The general provided a bleak catalogue of misaligned military operations, a corrupt Afghan government, and an increasingly lethal insurgency. He wants more troops and civilians to execute a nation-building counterinsurgency strategy that he hopes will reverse the slide. He says success is still achievable. As the commander on the ground, Gen. McChrystal fulfilled his assignment from the president, producing a tightly reasoned blueprint for a complex and increasingly dangerous conflict.

Now, we in Congress have our own assignment: to test all of the underlying assumptions in Afghanistan and make sure they are the right ones before embarking on a new strategy.

For example, one assumption of the proposed counterinsurgency plan is that our troops and civilians will be working in partnership with a legitimate and reliable government in Afghanistan. After the deeply flawed presidential election last month, we must ask whether we can succeed if our partner is weak and viewed with deep suspicion by his own people.

We also need to know whether a full-blown counterinsurgency, with its increased footprint and inevitably higher casualties, is a fundamental part of our plans to go after al Qaeda and avoid destabilizing Pakistan. Could a far smaller, well-honed counterterrorism strategy work as well or better?

Some have argued that counterterrorism commandos and sophisticated surveillance might be effective at targeting al Qaeda in Afghanistan and Pakistan. But critics contend that a counterterrorism campaign can succeed only as a component within a larger counterinsurgency.

If we increase our commitment, we might be able to develop "good enough governance" in Afghanistan, to quote the words Clare Lockhart (co-author of the insightful book "Fixing Failed States") used at a recent Senate Foreign Relations Committee hearing.
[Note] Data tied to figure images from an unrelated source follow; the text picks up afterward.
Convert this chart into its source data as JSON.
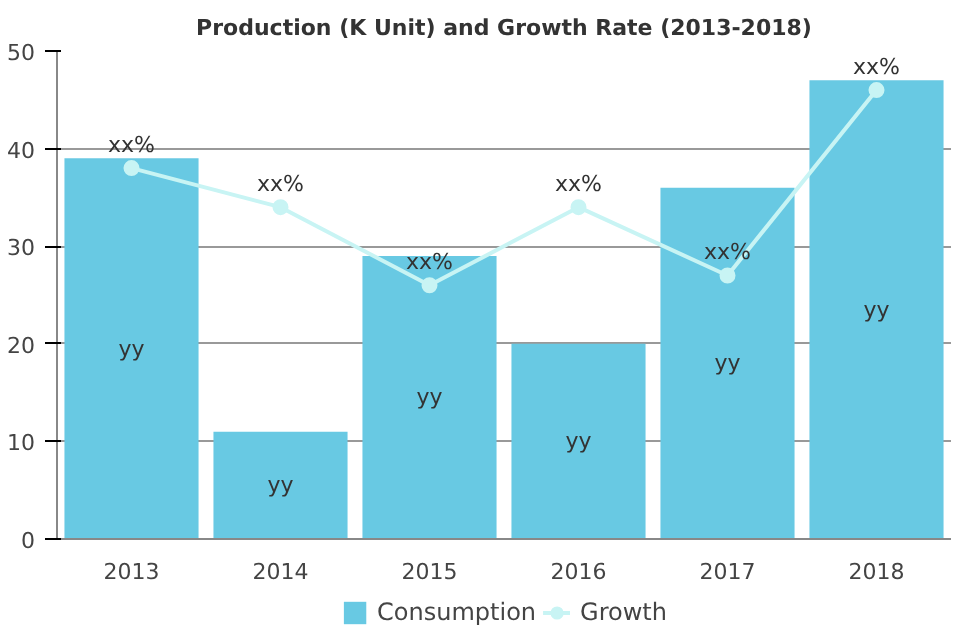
{
  "chart_data": {
    "type": "bar",
    "title": "Production (K Unit) and Growth Rate (2013-2018)",
    "categories": [
      "2013",
      "2014",
      "2015",
      "2016",
      "2017",
      "2018"
    ],
    "series": [
      {
        "name": "Consumption",
        "color": "#68c9e3",
        "values": [
          39,
          11,
          29,
          20,
          36,
          47
        ],
        "value_labels": [
          "yy",
          "yy",
          "yy",
          "yy",
          "yy",
          "yy"
        ]
      },
      {
        "name": "Growth",
        "type": "line",
        "color": "#c8f4f4",
        "marker": "circle",
        "values": [
          38,
          34,
          26,
          34,
          27,
          46
        ],
        "value_labels": [
          "xx%",
          "xx%",
          "xx%",
          "xx%",
          "xx%",
          "xx%"
        ]
      }
    ],
    "ylim": [
      0,
      50
    ],
    "yticks": [
      0,
      10,
      20,
      30,
      40,
      50
    ],
    "grid": "y",
    "legend": "bottom"
  }
}
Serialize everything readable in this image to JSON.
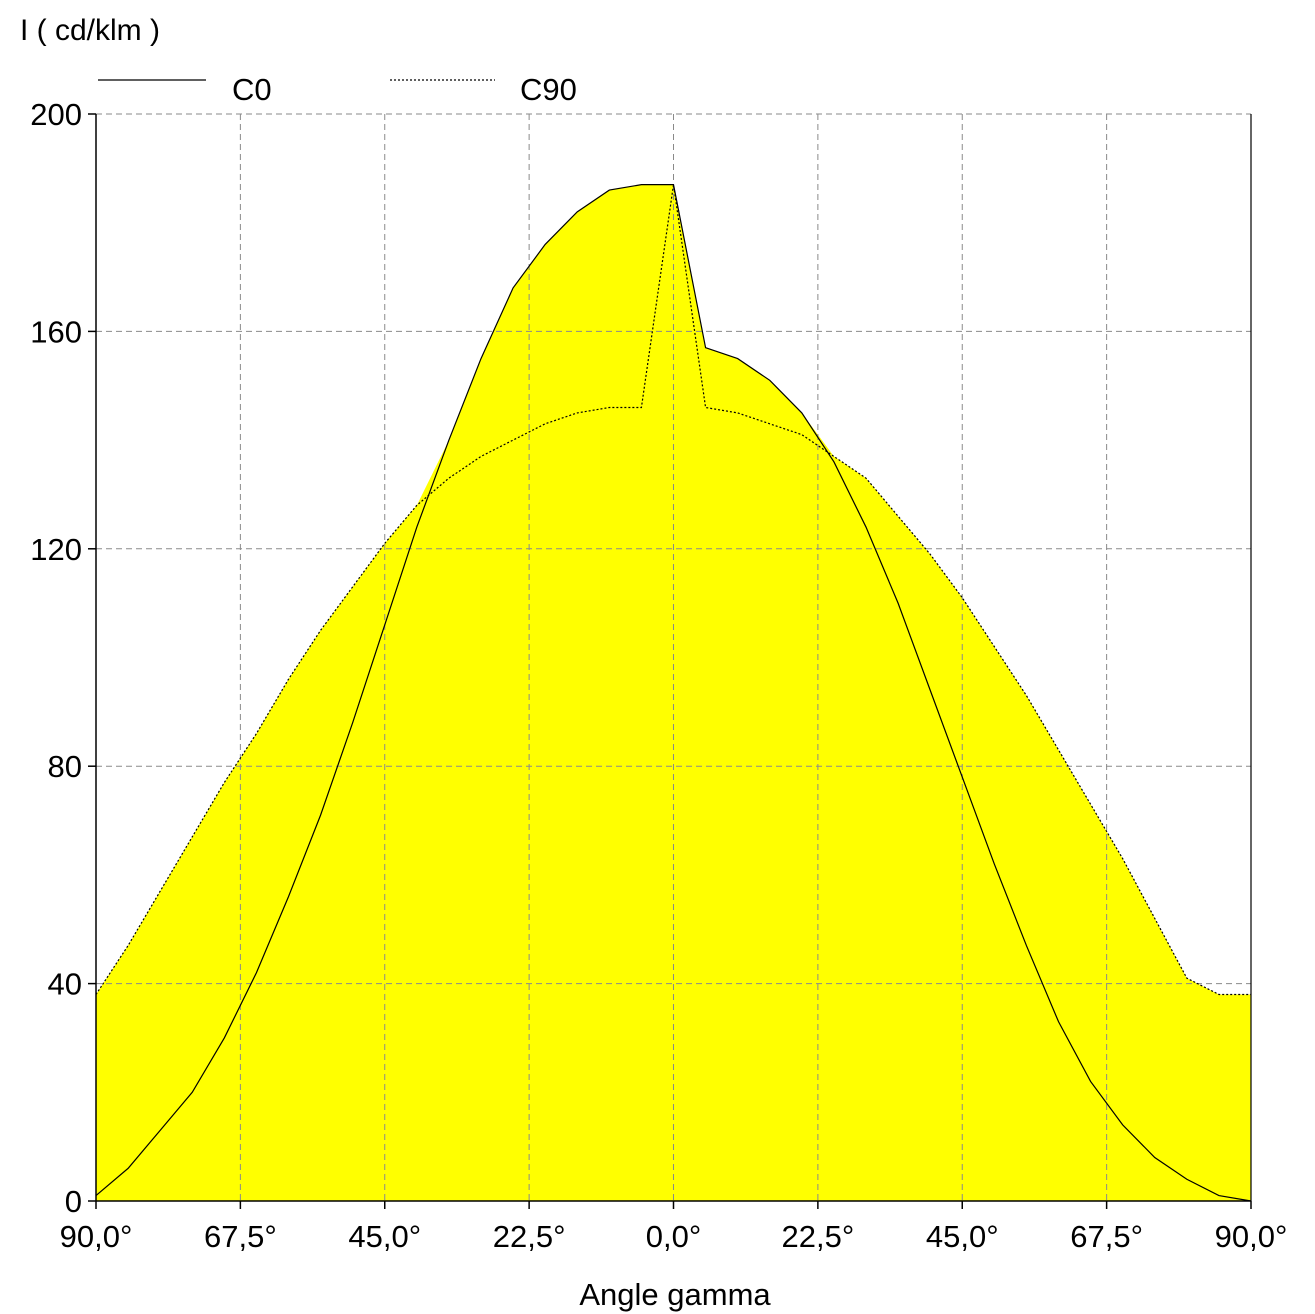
{
  "chart_data": {
    "type": "area",
    "ylabel": "I ( cd/klm )",
    "xlabel": "Angle gamma",
    "y_ticks": [
      "0",
      "40",
      "80",
      "120",
      "160",
      "200"
    ],
    "x_ticks": [
      "90,0°",
      "67,5°",
      "45,0°",
      "22,5°",
      "0,0°",
      "22,5°",
      "45,0°",
      "67,5°",
      "90,0°"
    ],
    "ylim": [
      0,
      200
    ],
    "xlim": [
      -90,
      90
    ],
    "grid": true,
    "legend_position": "top",
    "fill_color": "#ffff00",
    "series": [
      {
        "name": "C0",
        "line_style": "solid",
        "x": [
          -90,
          -85,
          -80,
          -75,
          -70,
          -65,
          -60,
          -55,
          -50,
          -45,
          -40,
          -35,
          -30,
          -25,
          -20,
          -15,
          -10,
          -5,
          0,
          5,
          10,
          15,
          20,
          25,
          30,
          35,
          40,
          45,
          50,
          55,
          60,
          65,
          70,
          75,
          80,
          85,
          90
        ],
        "y": [
          1,
          6,
          13,
          20,
          30,
          42,
          56,
          71,
          88,
          106,
          124,
          140,
          155,
          168,
          176,
          182,
          186,
          187,
          187,
          157,
          155,
          151,
          145,
          136,
          124,
          110,
          94,
          78,
          62,
          47,
          33,
          22,
          14,
          8,
          4,
          1,
          0
        ]
      },
      {
        "name": "C90",
        "line_style": "dotted",
        "x": [
          -90,
          -85,
          -80,
          -75,
          -70,
          -65,
          -60,
          -55,
          -50,
          -45,
          -40,
          -35,
          -30,
          -25,
          -20,
          -15,
          -10,
          -5,
          0,
          5,
          10,
          15,
          20,
          25,
          30,
          35,
          40,
          45,
          50,
          55,
          60,
          65,
          70,
          75,
          80,
          85,
          90
        ],
        "y": [
          38,
          47,
          57,
          67,
          77,
          86,
          96,
          105,
          113,
          121,
          128,
          133,
          137,
          140,
          143,
          145,
          146,
          146,
          187,
          146,
          145,
          143,
          141,
          137,
          133,
          126,
          119,
          111,
          102,
          93,
          83,
          73,
          63,
          52,
          41,
          38,
          38
        ]
      }
    ]
  }
}
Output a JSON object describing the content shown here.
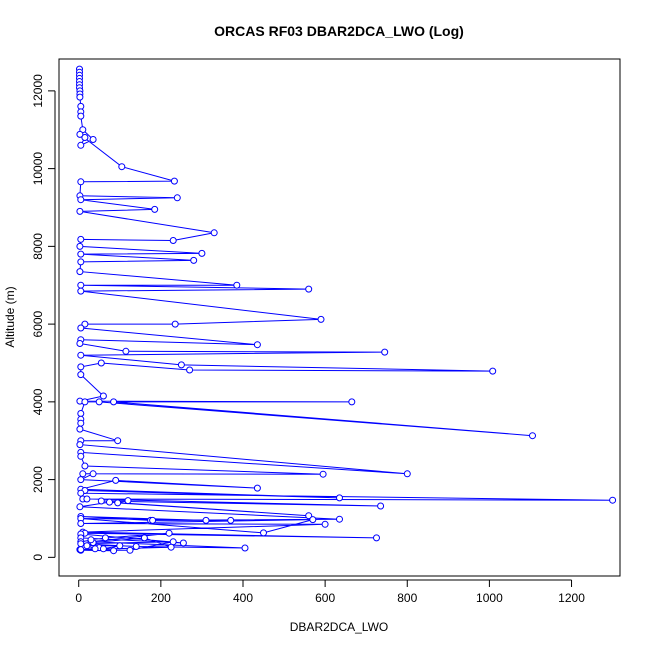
{
  "chart_data": {
    "type": "line",
    "title": "ORCAS RF03 DBAR2DCA_LWO (Log)",
    "xlabel": "DBAR2DCA_LWO",
    "ylabel": "Altitude (m)",
    "xlim": [
      -48,
      1318
    ],
    "ylim": [
      -480,
      12820
    ],
    "xticks": [
      0,
      200,
      400,
      600,
      800,
      1000,
      1200
    ],
    "yticks": [
      0,
      2000,
      4000,
      6000,
      8000,
      10000,
      12000
    ],
    "grid": false,
    "markers": "open-circle",
    "colors": {
      "series": "#0000ff",
      "axis": "#000000",
      "background": "#ffffff"
    },
    "series": [
      {
        "values": [
          [
            2,
            12560
          ],
          [
            2,
            12480
          ],
          [
            2,
            12400
          ],
          [
            2,
            12320
          ],
          [
            2,
            12240
          ],
          [
            2,
            12160
          ],
          [
            2,
            12080
          ],
          [
            3,
            12000
          ],
          [
            3,
            11920
          ],
          [
            3,
            11840
          ],
          [
            5,
            11600
          ],
          [
            5,
            11460
          ],
          [
            5,
            11350
          ],
          [
            10,
            11000
          ],
          [
            35,
            10750
          ],
          [
            5,
            10600
          ],
          [
            15,
            10800
          ],
          [
            3,
            10880
          ],
          [
            105,
            10050
          ],
          [
            233,
            9680
          ],
          [
            5,
            9660
          ],
          [
            3,
            9300
          ],
          [
            240,
            9250
          ],
          [
            5,
            9200
          ],
          [
            185,
            8950
          ],
          [
            3,
            8900
          ],
          [
            330,
            8350
          ],
          [
            230,
            8150
          ],
          [
            5,
            8180
          ],
          [
            3,
            8000
          ],
          [
            300,
            7820
          ],
          [
            5,
            7800
          ],
          [
            280,
            7640
          ],
          [
            5,
            7600
          ],
          [
            3,
            7350
          ],
          [
            385,
            7000
          ],
          [
            5,
            7000
          ],
          [
            560,
            6900
          ],
          [
            5,
            6850
          ],
          [
            590,
            6120
          ],
          [
            235,
            6000
          ],
          [
            15,
            6000
          ],
          [
            5,
            5900
          ],
          [
            435,
            5470
          ],
          [
            5,
            5600
          ],
          [
            3,
            5500
          ],
          [
            115,
            5300
          ],
          [
            745,
            5280
          ],
          [
            5,
            5200
          ],
          [
            250,
            4950
          ],
          [
            1008,
            4790
          ],
          [
            270,
            4820
          ],
          [
            55,
            5000
          ],
          [
            5,
            4900
          ],
          [
            5,
            4700
          ],
          [
            60,
            4150
          ],
          [
            3,
            4020
          ],
          [
            665,
            4000
          ],
          [
            85,
            4000
          ],
          [
            1105,
            3130
          ],
          [
            50,
            4000
          ],
          [
            15,
            4000
          ],
          [
            5,
            3700
          ],
          [
            5,
            3550
          ],
          [
            5,
            3450
          ],
          [
            3,
            3300
          ],
          [
            95,
            3000
          ],
          [
            5,
            3000
          ],
          [
            3,
            2900
          ],
          [
            800,
            2150
          ],
          [
            5,
            2700
          ],
          [
            5,
            2600
          ],
          [
            15,
            2350
          ],
          [
            595,
            2140
          ],
          [
            10,
            2150
          ],
          [
            35,
            2150
          ],
          [
            5,
            2000
          ],
          [
            435,
            1780
          ],
          [
            90,
            1980
          ],
          [
            5,
            1750
          ],
          [
            635,
            1530
          ],
          [
            15,
            1720
          ],
          [
            5,
            1650
          ],
          [
            1300,
            1470
          ],
          [
            10,
            1500
          ],
          [
            20,
            1500
          ],
          [
            735,
            1320
          ],
          [
            55,
            1450
          ],
          [
            120,
            1460
          ],
          [
            95,
            1400
          ],
          [
            560,
            1070
          ],
          [
            75,
            1420
          ],
          [
            3,
            1300
          ],
          [
            635,
            980
          ],
          [
            175,
            950
          ],
          [
            5,
            1050
          ],
          [
            310,
            950
          ],
          [
            180,
            950
          ],
          [
            370,
            950
          ],
          [
            5,
            1000
          ],
          [
            450,
            630
          ],
          [
            570,
            970
          ],
          [
            5,
            870
          ],
          [
            600,
            850
          ],
          [
            10,
            650
          ],
          [
            725,
            500
          ],
          [
            15,
            620
          ],
          [
            5,
            600
          ],
          [
            255,
            370
          ],
          [
            5,
            500
          ],
          [
            5,
            400
          ],
          [
            65,
            500
          ],
          [
            220,
            620
          ],
          [
            30,
            400
          ],
          [
            405,
            240
          ],
          [
            140,
            280
          ],
          [
            5,
            350
          ],
          [
            230,
            400
          ],
          [
            125,
            180
          ],
          [
            3,
            200
          ],
          [
            225,
            260
          ],
          [
            160,
            500
          ],
          [
            35,
            380
          ],
          [
            30,
            450
          ],
          [
            50,
            250
          ],
          [
            5,
            180
          ],
          [
            85,
            170
          ],
          [
            5,
            200
          ],
          [
            40,
            220
          ],
          [
            20,
            300
          ],
          [
            100,
            300
          ],
          [
            60,
            220
          ]
        ]
      }
    ]
  }
}
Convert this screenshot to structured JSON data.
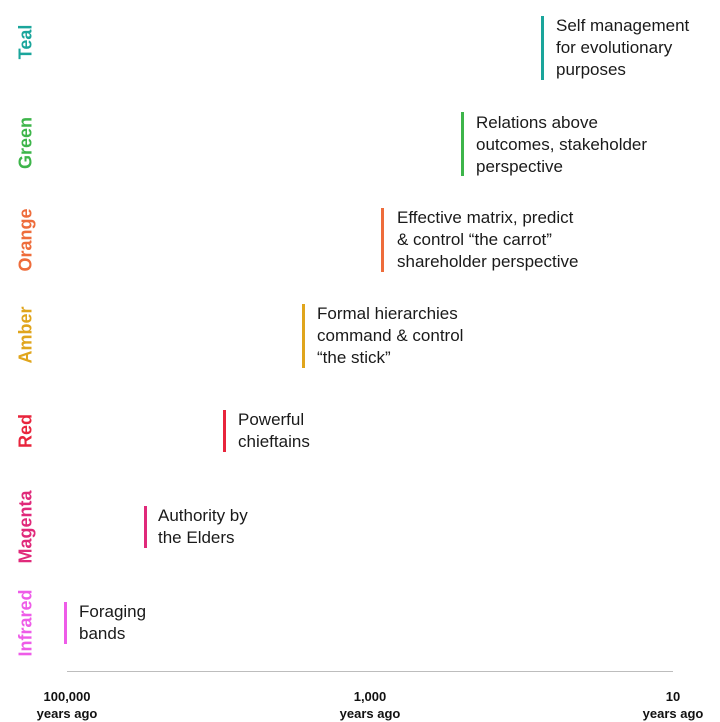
{
  "stages": [
    {
      "name": "Teal",
      "color": "#1aa59b",
      "description": "Self management\nfor evolutionary\npurposes"
    },
    {
      "name": "Green",
      "color": "#3db54a",
      "description": "Relations above\noutcomes, stakeholder\nperspective"
    },
    {
      "name": "Orange",
      "color": "#ee6c3b",
      "description": "Effective matrix, predict\n& control “the carrot”\nshareholder perspective"
    },
    {
      "name": "Amber",
      "color": "#e0a51c",
      "description": "Formal hierarchies\ncommand & control\n“the stick”"
    },
    {
      "name": "Red",
      "color": "#e8243c",
      "description": "Powerful\nchieftains"
    },
    {
      "name": "Magenta",
      "color": "#e0297a",
      "description": "Authority by\nthe Elders"
    },
    {
      "name": "Infrared",
      "color": "#ee5ce8",
      "description": "Foraging\nbands"
    }
  ],
  "axis": {
    "ticks": [
      {
        "value": "100,000",
        "unit": "years ago"
      },
      {
        "value": "1,000",
        "unit": "years ago"
      },
      {
        "value": "10",
        "unit": "years ago"
      }
    ]
  }
}
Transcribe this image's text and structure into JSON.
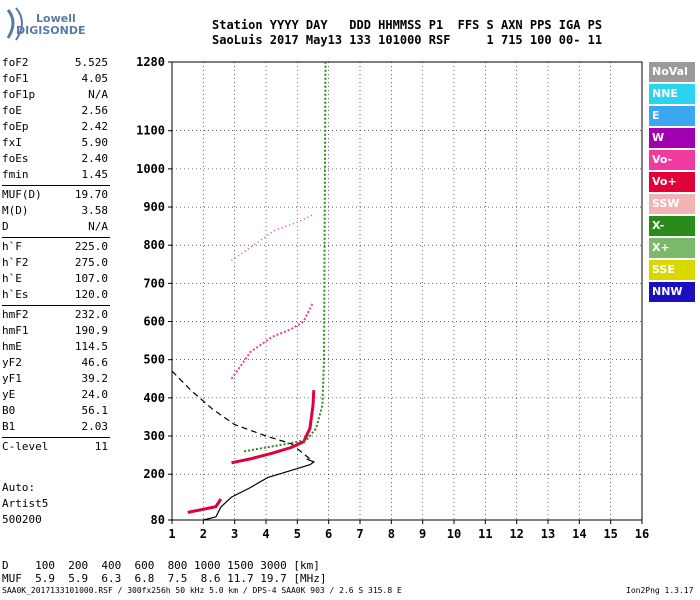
{
  "logo": {
    "line1": "Lowell",
    "line2": "DIGISONDE"
  },
  "header": {
    "line1": "Station YYYY DAY   DDD HHMMSS P1  FFS S AXN PPS IGA PS",
    "line2": "SaoLuis 2017 May13 133 101000 RSF     1 715 100 00- 11"
  },
  "params": {
    "group1": [
      {
        "name": "foF2",
        "value": "5.525"
      },
      {
        "name": "foF1",
        "value": "4.05"
      },
      {
        "name": "foF1p",
        "value": "N/A"
      },
      {
        "name": "foE",
        "value": "2.56"
      },
      {
        "name": "foEp",
        "value": "2.42"
      },
      {
        "name": "fxI",
        "value": "5.90"
      },
      {
        "name": "foEs",
        "value": "2.40"
      },
      {
        "name": "fmin",
        "value": "1.45"
      }
    ],
    "group2": [
      {
        "name": "MUF(D)",
        "value": "19.70"
      },
      {
        "name": "M(D)",
        "value": "3.58"
      },
      {
        "name": "D",
        "value": "N/A"
      }
    ],
    "group3": [
      {
        "name": "h`F",
        "value": "225.0"
      },
      {
        "name": "h`F2",
        "value": "275.0"
      },
      {
        "name": "h`E",
        "value": "107.0"
      },
      {
        "name": "h`Es",
        "value": "120.0"
      }
    ],
    "group4": [
      {
        "name": "hmF2",
        "value": "232.0"
      },
      {
        "name": "hmF1",
        "value": "190.9"
      },
      {
        "name": "hmE",
        "value": "114.5"
      },
      {
        "name": "yF2",
        "value": "46.6"
      },
      {
        "name": "yF1",
        "value": "39.2"
      },
      {
        "name": "yE",
        "value": "24.0"
      },
      {
        "name": "B0",
        "value": "56.1"
      },
      {
        "name": "B1",
        "value": "2.03"
      }
    ],
    "group5": [
      {
        "name": "C-level",
        "value": "11"
      }
    ]
  },
  "auto": {
    "line1": "Auto:",
    "line2": "Artist5",
    "line3": "500200"
  },
  "legend": [
    {
      "label": "NoVal",
      "color": "#9a9a9a"
    },
    {
      "label": "NNE",
      "color": "#2ad4f0"
    },
    {
      "label": "E",
      "color": "#3aa8f0"
    },
    {
      "label": "W",
      "color": "#a000b0"
    },
    {
      "label": "Vo-",
      "color": "#f03aa0"
    },
    {
      "label": "Vo+",
      "color": "#e0003a"
    },
    {
      "label": "SSW",
      "color": "#f0b4b4"
    },
    {
      "label": "X-",
      "color": "#2a8a1a"
    },
    {
      "label": "X+",
      "color": "#7ab86a"
    },
    {
      "label": "SSE",
      "color": "#d8d800"
    },
    {
      "label": "NNW",
      "color": "#1a10c0"
    }
  ],
  "bottom": {
    "d_row": "D    100  200  400  600  800 1000 1500 3000 [km]",
    "muf_row": "MUF  5.9  5.9  6.3  6.8  7.5  8.6 11.7 19.7 [MHz]"
  },
  "footer": {
    "left": "SAA0K_2017133101000.RSF / 300fx256h 50 kHz 5.0 km / DPS-4 SAA0K 903 / 2.6 S 315.8 E",
    "right": "Ion2Png 1.3.17"
  },
  "chart_data": {
    "type": "scatter",
    "x_ticks": [
      "1",
      "2",
      "3",
      "4",
      "5",
      "6",
      "7",
      "8",
      "9",
      "10",
      "11",
      "12",
      "13",
      "14",
      "15",
      "16"
    ],
    "y_ticks": [
      "80",
      "200",
      "300",
      "400",
      "500",
      "600",
      "700",
      "800",
      "900",
      "1000",
      "1100",
      "1280"
    ],
    "xlim": [
      1,
      16
    ],
    "ylim": [
      80,
      1280
    ],
    "xlabel": "",
    "ylabel": "",
    "grid": true,
    "legend_position": "right",
    "curves": {
      "profile_solid": [
        [
          2.0,
          80
        ],
        [
          2.4,
          88
        ],
        [
          2.56,
          114
        ],
        [
          2.9,
          140
        ],
        [
          3.5,
          165
        ],
        [
          4.05,
          191
        ],
        [
          4.8,
          210
        ],
        [
          5.4,
          225
        ],
        [
          5.525,
          232
        ],
        [
          5.3,
          240
        ]
      ],
      "profile_dashed": [
        [
          1.0,
          470
        ],
        [
          1.6,
          420
        ],
        [
          2.3,
          370
        ],
        [
          3.0,
          330
        ],
        [
          4.0,
          300
        ],
        [
          4.8,
          280
        ],
        [
          5.525,
          232
        ]
      ],
      "o_trace_F": [
        [
          2.9,
          230
        ],
        [
          3.5,
          240
        ],
        [
          4.2,
          255
        ],
        [
          4.8,
          270
        ],
        [
          5.2,
          285
        ],
        [
          5.4,
          320
        ],
        [
          5.5,
          380
        ],
        [
          5.525,
          420
        ]
      ],
      "x_trace_F": [
        [
          3.3,
          260
        ],
        [
          4.0,
          270
        ],
        [
          4.7,
          280
        ],
        [
          5.3,
          290
        ],
        [
          5.6,
          320
        ],
        [
          5.8,
          380
        ],
        [
          5.85,
          500
        ],
        [
          5.9,
          1280
        ]
      ],
      "E_trace": [
        [
          1.5,
          100
        ],
        [
          2.0,
          108
        ],
        [
          2.4,
          115
        ],
        [
          2.56,
          135
        ]
      ],
      "second_hop": [
        [
          2.9,
          450
        ],
        [
          3.5,
          520
        ],
        [
          4.2,
          560
        ],
        [
          4.8,
          580
        ],
        [
          5.2,
          600
        ],
        [
          5.5,
          650
        ]
      ],
      "third_hop": [
        [
          2.9,
          760
        ],
        [
          3.6,
          800
        ],
        [
          4.3,
          840
        ],
        [
          5.0,
          860
        ],
        [
          5.5,
          880
        ]
      ]
    }
  }
}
But even that would not guarantee that we achieve another vital objective: avoiding the destabilization of neighboring Pakistan. Chaos there could put nuclear weapons in the hands of terrorists.

The situation in Afghanistan has clearly changed since last March when the president unveiled his goal of defeating al Qaeda in Pakistan and Afghanistan. He and his advisers are exploring alternatives in light of the conditions on the ground and we should welcome the careful reassessment.

So far, the debate has focused on absolute numbers—how many U.S. and allied troops are required, how many Afghan soldiers and police do we need to train, how many more billions must we pour into that impoverished country? All the numbers are meaningless if the goal is ambiguous or the strategy is wrong.

Before we send more of our young men and women to this war, we need a fuller debate about what constitutes success in Afghanistan. We need a clearer understanding of what constitutes the right strategy to get us there. Ultimately, we need to understand, as Gen. Colin Powell was fond of asking, "What's the exit strategy?" Or as Gen. David Petraeus asked of Iraq, "How does it end?"

Why? Because one of the lessons from Vietnam—applied in the first Gulf War and sadly forgotten for too long in Iraq—is that we should not commit troops to the battlefield without a clear understanding of what we expect them to accomplish, how long it will take, and how we maintain the consent of the American people. Otherwise, we risk bringing our troops home from a mission unachieved or poorly conceived.

Gen. McChrystal offers no timetable or exit strategy, beyond warning that the next 12 months are critical. I agree that time is running out and that troops are dying without a sustainable strategy for victory. But we cannot rush to judgment.

Mr. Obama promises not to send more troops to Afghanistan until he has absolute clarity on what the strategy will be. He is right to take the time he needs to define the mission. We should all follow his lead and debate all of the options.

It may be that Gen. McChrystal has provided the road map to victory. Or it may be that some other strategy would work better, with fewer risks. We can't know until we test every assumption and examine every option.

At the end of the day, we need to answer every question to the best of our ability. Doing so will help develop the clarity required to establish goals and strategies that minimize risk to our troops, maintain regional stability, and protect our long-term national security.

Mr. Kerry, a Democrat, is a U.S. senator from Massachusetts.